裁判員裁判について‐内田樹さんの疑問に答えて

思想家・武道家で知られる内田樹さんが「裁判員制度の『成功』について」と題するブログを掲載されていることをツイッターで知りました。その中で,「この制度がどういう歴史的文脈の中で策定されたものなのか,本当のところ一体何を実現しようとしているのかそこがよくわからない」という発表がゼミでなされたことを紹介し,「これだけのコスト」に見合う成果なのかと疑問を投げかけておられます。

内田さんがこのような疑問を持たれるのであれば,一般の方も同様でしょう。そこで,ゼミの発表者の方が疑問に思われた点にお答えしたいと思いました。それは,平成13年から7年間,日弁連の司法改革調査室の嘱託弁護士として司法改革に携わってきた私の義務でもあると思うからです。

昭和60年,刑事法の大家であった平野竜一元東大教授は,調書偏重の実態を指して,「わが国の刑事裁判はかなり絶望的である」と書きました。その状況はそれ以降も厳しさを増していました。何しろ起訴前に弁護人が就くことはまだまだ少なかった時代,警察検察は取りたい調書を取っていました。被告人が公判で自白の強要を訴えても容れられることはなく,弁護人が法廷で敵性証人の供述を覆しても,調書の方が採用されました。刑事弁護人の中には,捜査をチェックする意欲も能力もない裁判所に対する憤りが渦巻いていました。

そうした弁護人の中に,四宮啓弁護士を中心とする,陪審制の実現を目指すグループがありました。司法改革の議論の中で,日弁連の議論をリードし,政府が当初の予定に入れていなかった陪審の必要性を審議会に認めさせたのは四宮弁護士たちの活動の成果でした。

陪審の導入に際しては,当初,裁判所も検察庁も強い抵抗を示しました。それまでの刑事裁判に何ら問題がないとの立場に立てば当然のことです。しかし,私たち弁護士にとっては,裁判を国民に監視してもらうことで,裁判の公正性,中立性を確保したいという切実な思いがありました。そうして,裁判員裁判が実現することになりました。

とはいえ,裁判所も検察庁も,これまでの裁判で不都合があったとは言えません。実際にそう思っていなかったことでしょう。官の側がこの改革を取り入れる理由として,「国民に身近な司法の実現」程度しか言えなかったのはそういう理由からです。ですが,私たち弁護士の側からは,公正な裁判の実現のために,裁判員裁判の導入が必要だったのです。

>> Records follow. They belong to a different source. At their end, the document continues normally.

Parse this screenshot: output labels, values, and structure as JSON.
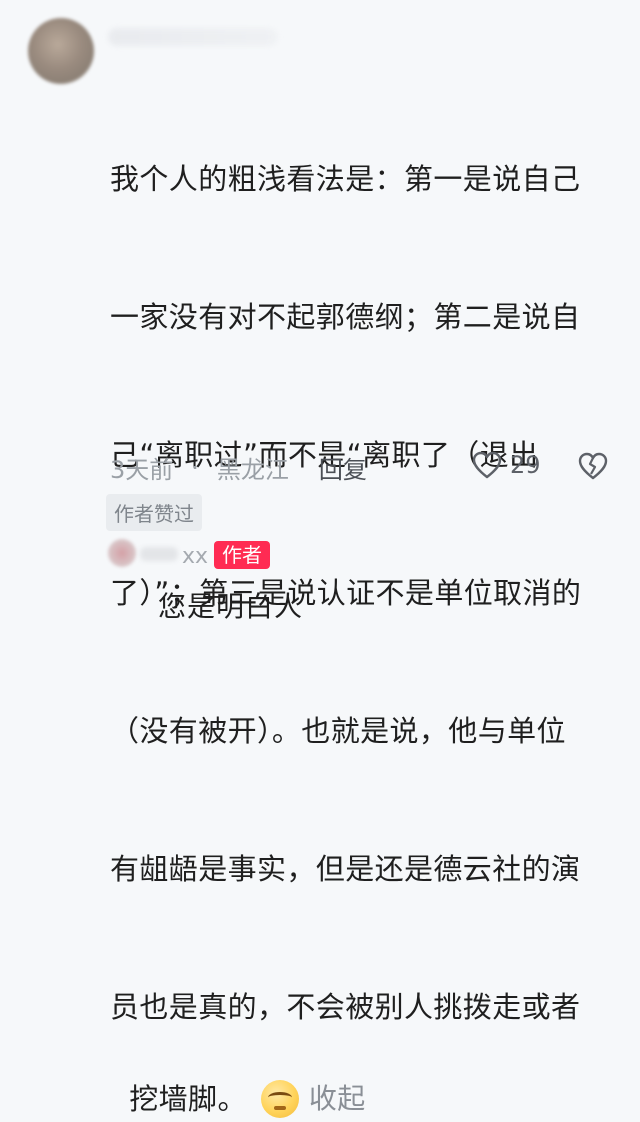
{
  "comment": {
    "lines": [
      "我个人的粗浅看法是：第一是说自己",
      "一家没有对不起郭德纲；第二是说自",
      "己“离职过”而不是“离职了（退出",
      "了）”；第三是说认证不是单位取消的",
      "（没有被开）。也就是说，他与单位",
      "有龃龉是事实，但是还是德云社的演",
      "员也是真的，不会被别人挑拨走或者"
    ],
    "last_line": "挖墙脚。",
    "emoji_icon": "smirk-emoji",
    "collapse_label": "收起"
  },
  "meta": {
    "time": "3天前",
    "separator": "·",
    "location": "黑龙江",
    "reply_label": "回复",
    "likes": "29"
  },
  "badges": {
    "author_liked": "作者赞过"
  },
  "reply": {
    "username": "xx",
    "author_badge": "作者",
    "text": "您是明白人"
  },
  "colors": {
    "background": "#f6f8fa",
    "author_badge_bg": "#ff2b53",
    "muted_text": "#9aa0a6"
  }
}
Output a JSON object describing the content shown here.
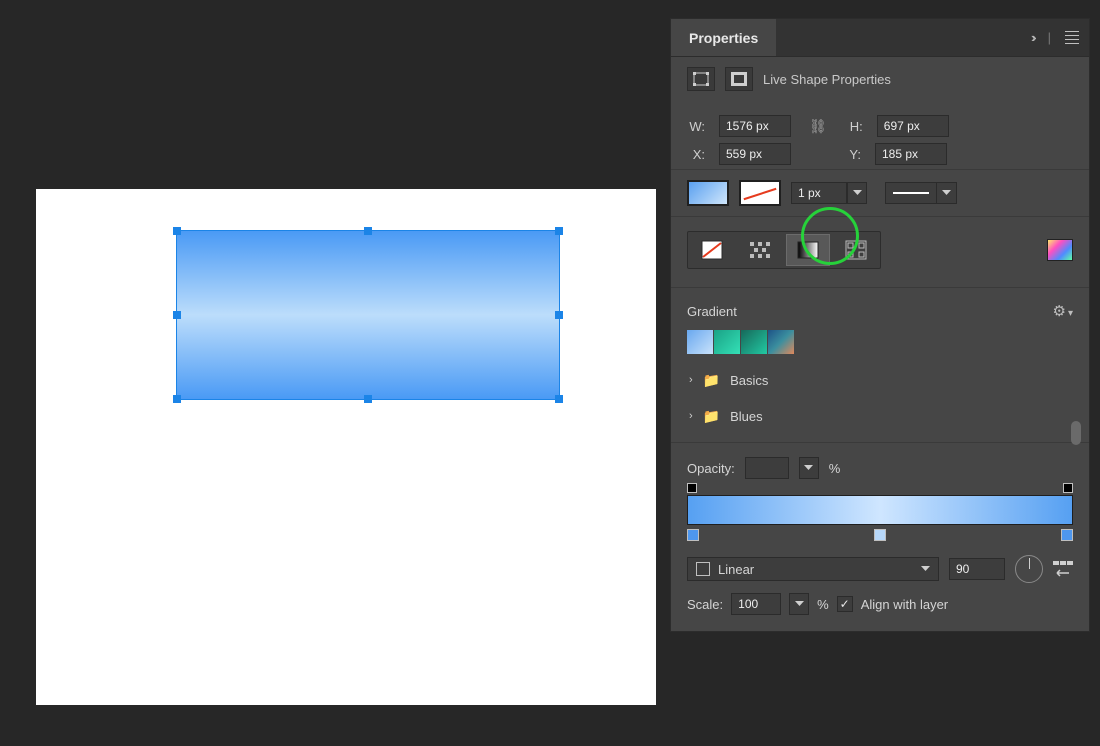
{
  "panel": {
    "title": "Properties"
  },
  "header": {
    "subtitle": "Live Shape Properties"
  },
  "dims": {
    "w_label": "W:",
    "w_value": "1576 px",
    "h_label": "H:",
    "h_value": "697 px",
    "x_label": "X:",
    "x_value": "559 px",
    "y_label": "Y:",
    "y_value": "185 px"
  },
  "stroke": {
    "width": "1 px"
  },
  "gradient": {
    "section_label": "Gradient",
    "folders": [
      "Basics",
      "Blues"
    ]
  },
  "opacity": {
    "label": "Opacity:",
    "value": "",
    "unit": "%"
  },
  "grad_type": {
    "label": "Linear",
    "angle": "90"
  },
  "scale": {
    "label": "Scale:",
    "value": "100",
    "unit": "%",
    "align_label": "Align with layer",
    "align_checked": true
  }
}
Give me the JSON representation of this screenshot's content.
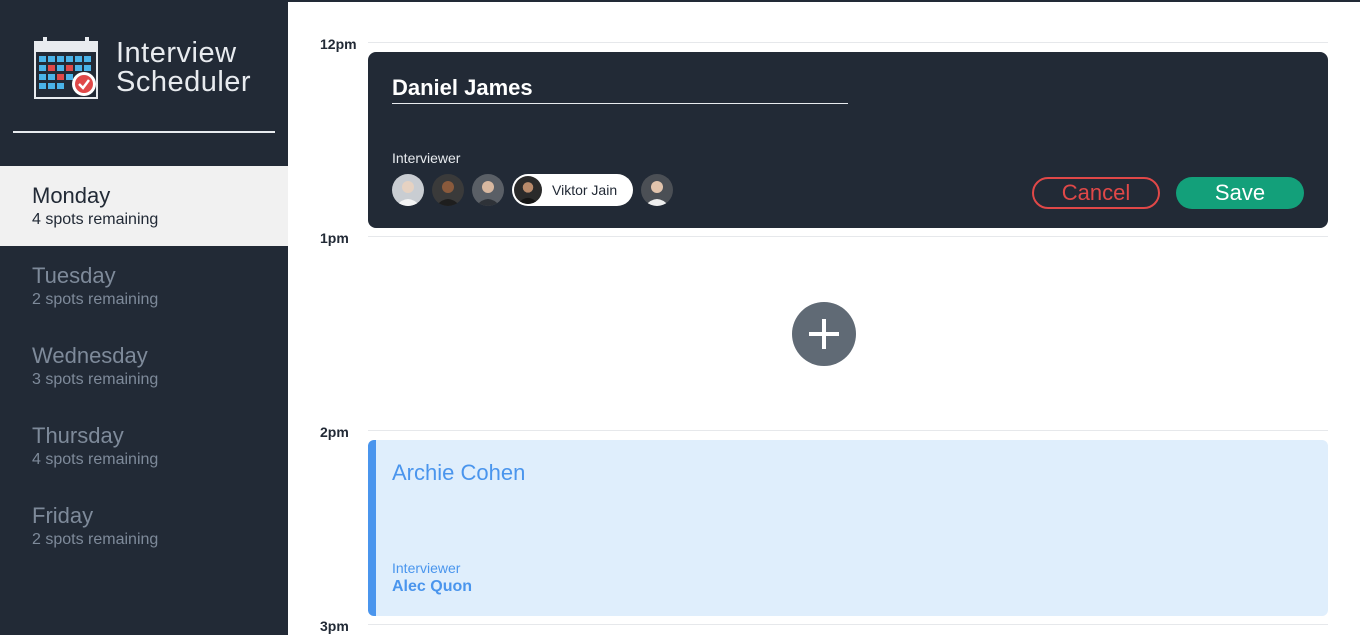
{
  "brand": {
    "line1": "Interview",
    "line2": "Scheduler",
    "icon": "calendar-check-icon"
  },
  "days": [
    {
      "name": "Monday",
      "spots": "4 spots remaining",
      "selected": true
    },
    {
      "name": "Tuesday",
      "spots": "2 spots remaining",
      "selected": false
    },
    {
      "name": "Wednesday",
      "spots": "3 spots remaining",
      "selected": false
    },
    {
      "name": "Thursday",
      "spots": "4 spots remaining",
      "selected": false
    },
    {
      "name": "Friday",
      "spots": "2 spots remaining",
      "selected": false
    }
  ],
  "schedule": {
    "times": [
      "12pm",
      "1pm",
      "2pm",
      "3pm"
    ],
    "edit_form": {
      "student_name": "Daniel James",
      "interviewer_label": "Interviewer",
      "selected_interviewer": "Viktor Jain",
      "cancel_label": "Cancel",
      "save_label": "Save"
    },
    "add_icon": "plus-icon",
    "appointment": {
      "student": "Archie Cohen",
      "interviewer_label": "Interviewer",
      "interviewer": "Alec Quon"
    }
  },
  "colors": {
    "sidebar": "#222a36",
    "selected_day_bg": "#f1f1f1",
    "cancel": "#e04848",
    "save": "#13a07a",
    "appointment_accent": "#4a95ed",
    "appointment_bg": "#dfeefc"
  }
}
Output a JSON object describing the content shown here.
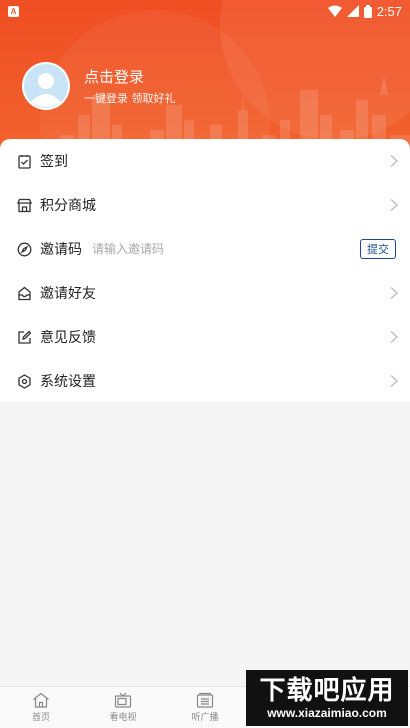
{
  "status_bar": {
    "time": "2:57",
    "battery": "8",
    "app_icon_letter": "A"
  },
  "header": {
    "login_title": "点击登录",
    "login_subtitle": "一键登录  领取好礼",
    "background_color": "#f04e23"
  },
  "menu": {
    "items": [
      {
        "icon": "sign-in-icon",
        "label": "签到"
      },
      {
        "icon": "store-icon",
        "label": "积分商城"
      },
      {
        "icon": "compass-icon",
        "label": "邀请码"
      },
      {
        "icon": "inbox-icon",
        "label": "邀请好友"
      },
      {
        "icon": "edit-icon",
        "label": "意见反馈"
      },
      {
        "icon": "settings-icon",
        "label": "系统设置"
      }
    ],
    "invite_placeholder": "请输入邀请码",
    "submit_label": "提交",
    "submit_color": "#1a4a8a"
  },
  "tabbar": {
    "tabs": [
      {
        "icon": "home-icon",
        "label": "首页"
      },
      {
        "icon": "tv-icon",
        "label": "看电视"
      },
      {
        "icon": "radio-icon",
        "label": "听广播"
      }
    ]
  },
  "watermark": {
    "title": "下载吧应用",
    "url": "www.xiazaimiao.com"
  }
}
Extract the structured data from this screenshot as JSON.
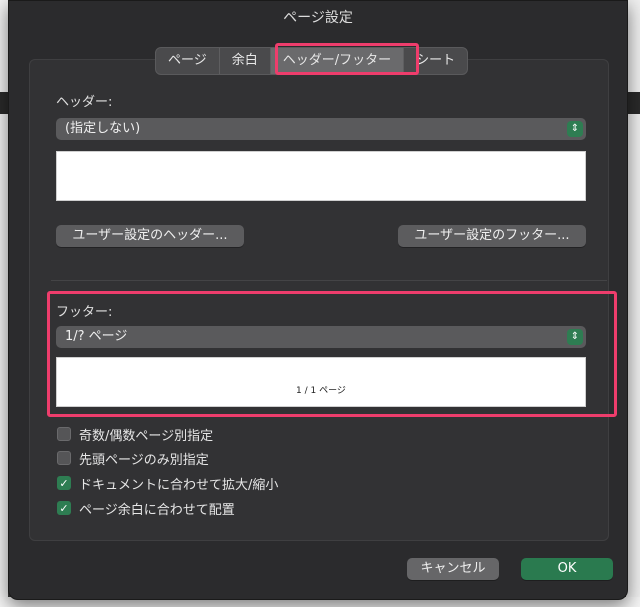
{
  "dialog": {
    "title": "ページ設定"
  },
  "tabs": [
    {
      "label": "ページ",
      "active": false
    },
    {
      "label": "余白",
      "active": false
    },
    {
      "label": "ヘッダー/フッター",
      "active": true
    },
    {
      "label": "シート",
      "active": false
    }
  ],
  "header": {
    "label": "ヘッダー:",
    "selected": "(指定しない)",
    "preview_text": "",
    "custom_button": "ユーザー設定のヘッダー..."
  },
  "footer": {
    "label": "フッター:",
    "selected": "1/? ページ",
    "preview_text": "1 / 1 ページ",
    "custom_button": "ユーザー設定のフッター..."
  },
  "options": [
    {
      "label": "奇数/偶数ページ別指定",
      "checked": false
    },
    {
      "label": "先頭ページのみ別指定",
      "checked": false
    },
    {
      "label": "ドキュメントに合わせて拡大/縮小",
      "checked": true
    },
    {
      "label": "ページ余白に合わせて配置",
      "checked": true
    }
  ],
  "buttons": {
    "cancel": "キャンセル",
    "ok": "OK"
  },
  "icons": {
    "select_chevron": "up-down-chevron-icon",
    "checkmark": "checkmark-icon"
  },
  "colors": {
    "highlight": "#ee3d6c",
    "accent_green": "#2e7d52"
  }
}
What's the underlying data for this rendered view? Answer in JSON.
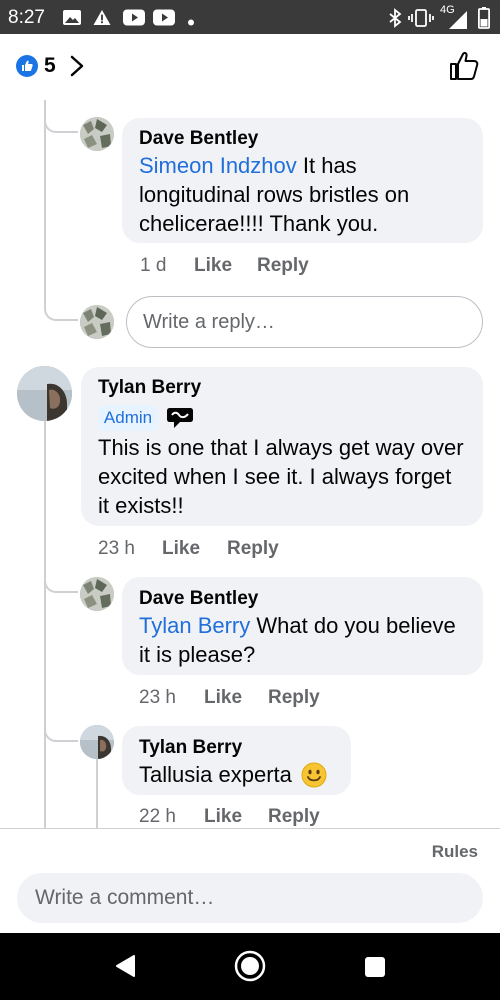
{
  "status_bar": {
    "time": "8:27",
    "network": "4G",
    "icons": [
      "gallery-icon",
      "warning-icon",
      "youtube-icon",
      "youtube-icon",
      "dot-icon",
      "bluetooth-icon",
      "vibrate-icon",
      "signal-icon",
      "battery-icon"
    ]
  },
  "reactions": {
    "count": "5",
    "icon": "like-badge-icon"
  },
  "comments": [
    {
      "author": "Dave Bentley",
      "mention": "Simeon Indzhov",
      "line1_rest": " It has",
      "line2": "longitudinal rows bristles on",
      "line3": "chelicerae!!!! Thank you.",
      "time": "1 d",
      "like_label": "Like",
      "reply_label": "Reply"
    },
    {
      "author": "Tylan Berry",
      "badge": "Admin",
      "line1": "This is one that I always get way over",
      "line2": "excited when I see it. I always forget",
      "line3": "it exists!!",
      "time": "23 h",
      "like_label": "Like",
      "reply_label": "Reply"
    },
    {
      "author": "Dave Bentley",
      "mention": "Tylan Berry",
      "line1_rest": " What do you believe",
      "line2": "it is please?",
      "time": "23 h",
      "like_label": "Like",
      "reply_label": "Reply"
    },
    {
      "author": "Tylan Berry",
      "text": "Tallusia experta",
      "emoji": "🙂",
      "time": "22 h",
      "like_label": "Like",
      "reply_label": "Reply"
    }
  ],
  "reply_box": {
    "placeholder": "Write a reply…"
  },
  "footer": {
    "rules_label": "Rules",
    "comment_placeholder": "Write a comment…"
  },
  "colors": {
    "accent": "#1b74e4",
    "mention": "#216fdb",
    "bubble": "#f0f2f5",
    "meta": "#65676b"
  }
}
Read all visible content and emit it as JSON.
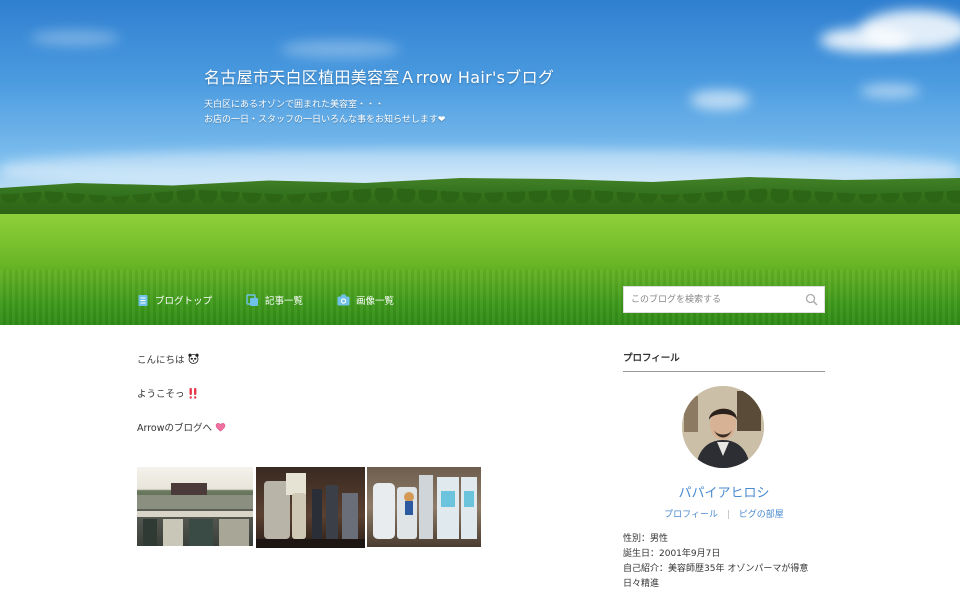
{
  "header": {
    "title": "名古屋市天白区植田美容室Ａrrow Hair'sブログ",
    "description_line1": "天白区にあるオゾンで囲まれた美容室・・・",
    "description_line2": "お店の一日・スタッフの一日いろんな事をお知らせします❤"
  },
  "nav": {
    "items": [
      {
        "label": "ブログトップ",
        "icon": "document-icon"
      },
      {
        "label": "記事一覧",
        "icon": "copy-icon"
      },
      {
        "label": "画像一覧",
        "icon": "camera-icon"
      }
    ]
  },
  "search": {
    "placeholder": "このブログを検索する",
    "icon": "search-icon"
  },
  "post": {
    "line1": "こんにちは",
    "line2": "ようこそっ",
    "line3": "Arrowのブログへ"
  },
  "sidebar": {
    "title": "プロフィール",
    "name": "パパイアヒロシ",
    "link_profile": "プロフィール",
    "link_room": "ピグの部屋",
    "separator": "|",
    "gender": "性別：男性",
    "birthday": "誕生日：2001年9月7日",
    "intro_line1": "自己紹介：美容師歴35年 オゾンパーマが得意",
    "intro_line2": "日々精進"
  },
  "colors": {
    "accent": "#4a8ad0",
    "nav_icon": "#6fc1e8"
  }
}
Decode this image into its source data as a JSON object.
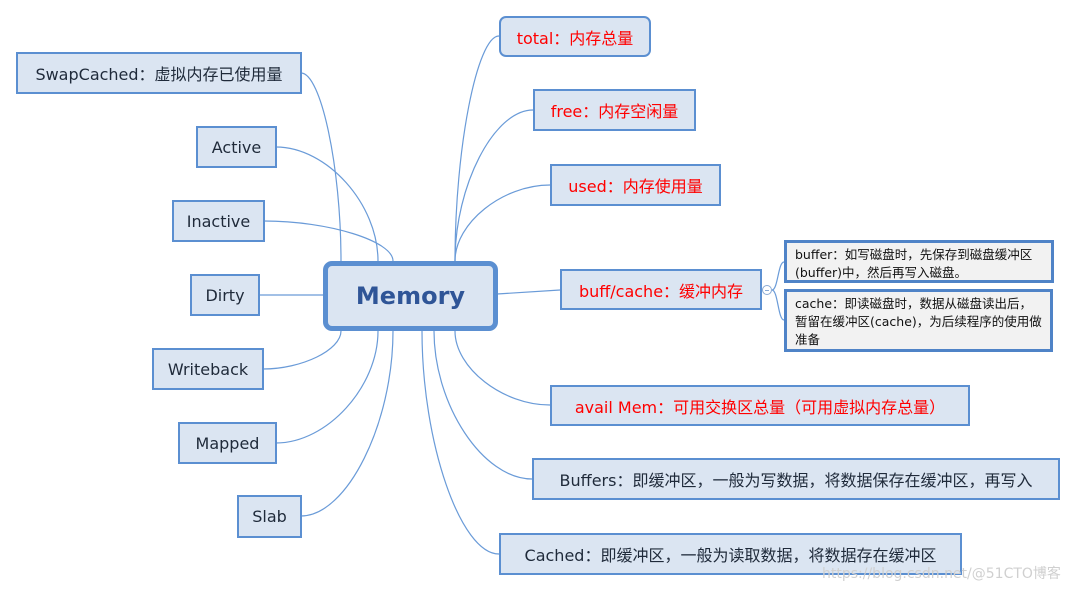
{
  "center": {
    "label": "Memory"
  },
  "right_nodes": [
    {
      "key": "total",
      "label": "total：内存总量",
      "color": "red"
    },
    {
      "key": "free",
      "label": "free：内存空闲量",
      "color": "red"
    },
    {
      "key": "used",
      "label": "used：内存使用量",
      "color": "red"
    },
    {
      "key": "buff-cache",
      "label": "buff/cache：缓冲内存",
      "color": "red",
      "children": [
        {
          "key": "buffer-note",
          "label": "buffer：如写磁盘时，先保存到磁盘缓冲区(buffer)中，然后再写入磁盘。"
        },
        {
          "key": "cache-note",
          "label": "cache：即读磁盘时，数据从磁盘读出后，暂留在缓冲区(cache)，为后续程序的使用做准备"
        }
      ]
    },
    {
      "key": "avail-mem",
      "label": "avail Mem：可用交换区总量（可用虚拟内存总量）",
      "color": "red"
    },
    {
      "key": "buffers",
      "label": "Buffers：即缓冲区，一般为写数据，将数据保存在缓冲区，再写入",
      "color": "dark"
    },
    {
      "key": "cached",
      "label": "Cached：即缓冲区，一般为读取数据，将数据存在缓冲区",
      "color": "dark"
    }
  ],
  "left_nodes": [
    {
      "key": "swapcached",
      "label": "SwapCached：虚拟内存已使用量"
    },
    {
      "key": "active",
      "label": "Active"
    },
    {
      "key": "inactive",
      "label": "Inactive"
    },
    {
      "key": "dirty",
      "label": "Dirty"
    },
    {
      "key": "writeback",
      "label": "Writeback"
    },
    {
      "key": "mapped",
      "label": "Mapped"
    },
    {
      "key": "slab",
      "label": "Slab"
    }
  ],
  "watermark": "https://blog.csdn.net/@51CTO博客",
  "colors": {
    "node_fill": "#dbe5f2",
    "node_border": "#5b8fd1",
    "link": "#6a9bd8",
    "highlight_text": "#ff0000"
  }
}
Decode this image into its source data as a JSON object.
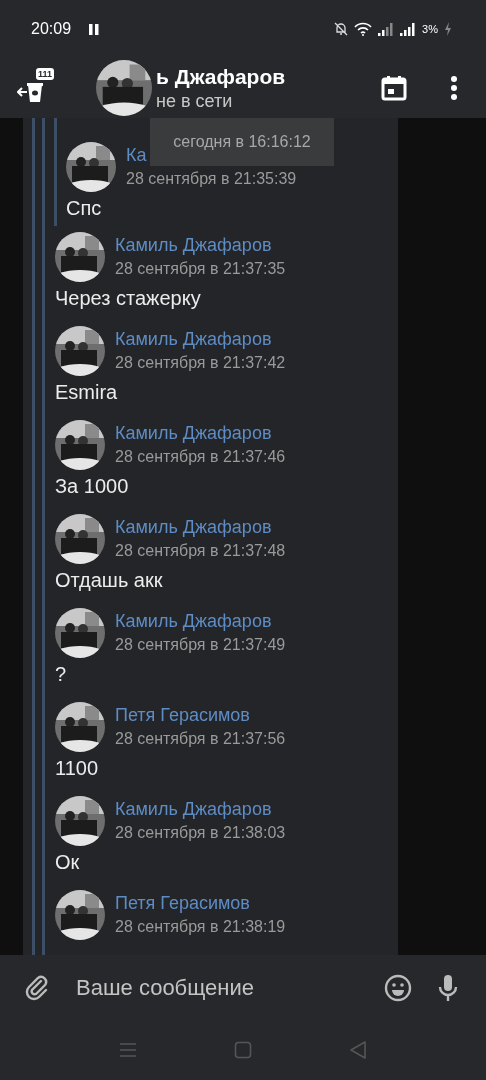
{
  "status_bar": {
    "time": "20:09",
    "battery": "3%"
  },
  "header": {
    "badge": "111",
    "title": "ь Джафаров",
    "subtitle": "не в сети"
  },
  "tooltip": "сегодня в 16:16:12",
  "quoted": {
    "author": "Ка",
    "time": "28 сентября в 21:35:39",
    "text": "Спс"
  },
  "messages": [
    {
      "author": "Камиль Джафаров",
      "time": "28 сентября в 21:37:35",
      "text": "Через стажерку"
    },
    {
      "author": "Камиль Джафаров",
      "time": "28 сентября в 21:37:42",
      "text": "Esmira"
    },
    {
      "author": "Камиль Джафаров",
      "time": "28 сентября в 21:37:46",
      "text": "За 1000"
    },
    {
      "author": "Камиль Джафаров",
      "time": "28 сентября в 21:37:48",
      "text": "Отдашь акк"
    },
    {
      "author": "Камиль Джафаров",
      "time": "28 сентября в 21:37:49",
      "text": "?"
    },
    {
      "author": "Петя Герасимов",
      "time": "28 сентября в 21:37:56",
      "text": "1100"
    },
    {
      "author": "Камиль Джафаров",
      "time": "28 сентября в 21:38:03",
      "text": "Ок"
    },
    {
      "author": "Петя Герасимов",
      "time": "28 сентября в 21:38:19"
    }
  ],
  "composer": {
    "placeholder": "Ваше сообщение"
  }
}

実際,裁判員裁判の導入に向けて,公判前整理手続の制度が設けられ,検察が手持ちの証拠を隠すことがしづらくなりました。例えば東京電力OL殺人事件の第1審当時に裁判員裁判とそのための公判前整理手続が実現していれば,被害者の体内の体液や身体について唾液,爪に残された組織片などの存在は1審当時から明らかになり,1審無罪が覆ることもなかったはずです。

最高裁は,裁判員裁判の実施に当たり,国民の信頼を損なわぬために裁判官に対する種々の研修や研究を行いました。そうした研修・研究の積み重ねを通じて,地裁の裁判長クラスの裁判官を中心に,刑事裁判官の中に,新たな制度を責任を持って担う自覚と自負が生まれました。

刑事裁判を長く扱っている弁護士であれば,この10年で,刑事裁判官の態度がより公平中立になっていること,具体的には検察官にファエな訴訟遂行を求め,自白調書の採用に慎重になっていることなどを実感していると思います。

試みに無罪率を調べてみました。司法統計年報を利用して計算したところでは,平成13年の第1審の無罪率は0.067%,それが裁判員裁判について準備が進んだ平成18年には0.125%,裁判員裁判実施後の平成23年には0.139%になっています。同年の裁判員裁判に限ってみれば0.66%です。

無罪率が高いほど良いとは思いませんが,自白強要に基づく隠れたえん罪が多かったという弁護人の実感からすれば,検察官が作る調書について,裁判所が距離を置くようになったことの表れだと感じられます。そしてそのことは,裁判の公正を確保する上で重要なことだと思います。

以上の実態を踏まえれば,国民に大きな負担をかける裁判員裁判ではありますが,かけたコストに見合う成果は十分に出ていると,私は思うのです。

(櫻井光政)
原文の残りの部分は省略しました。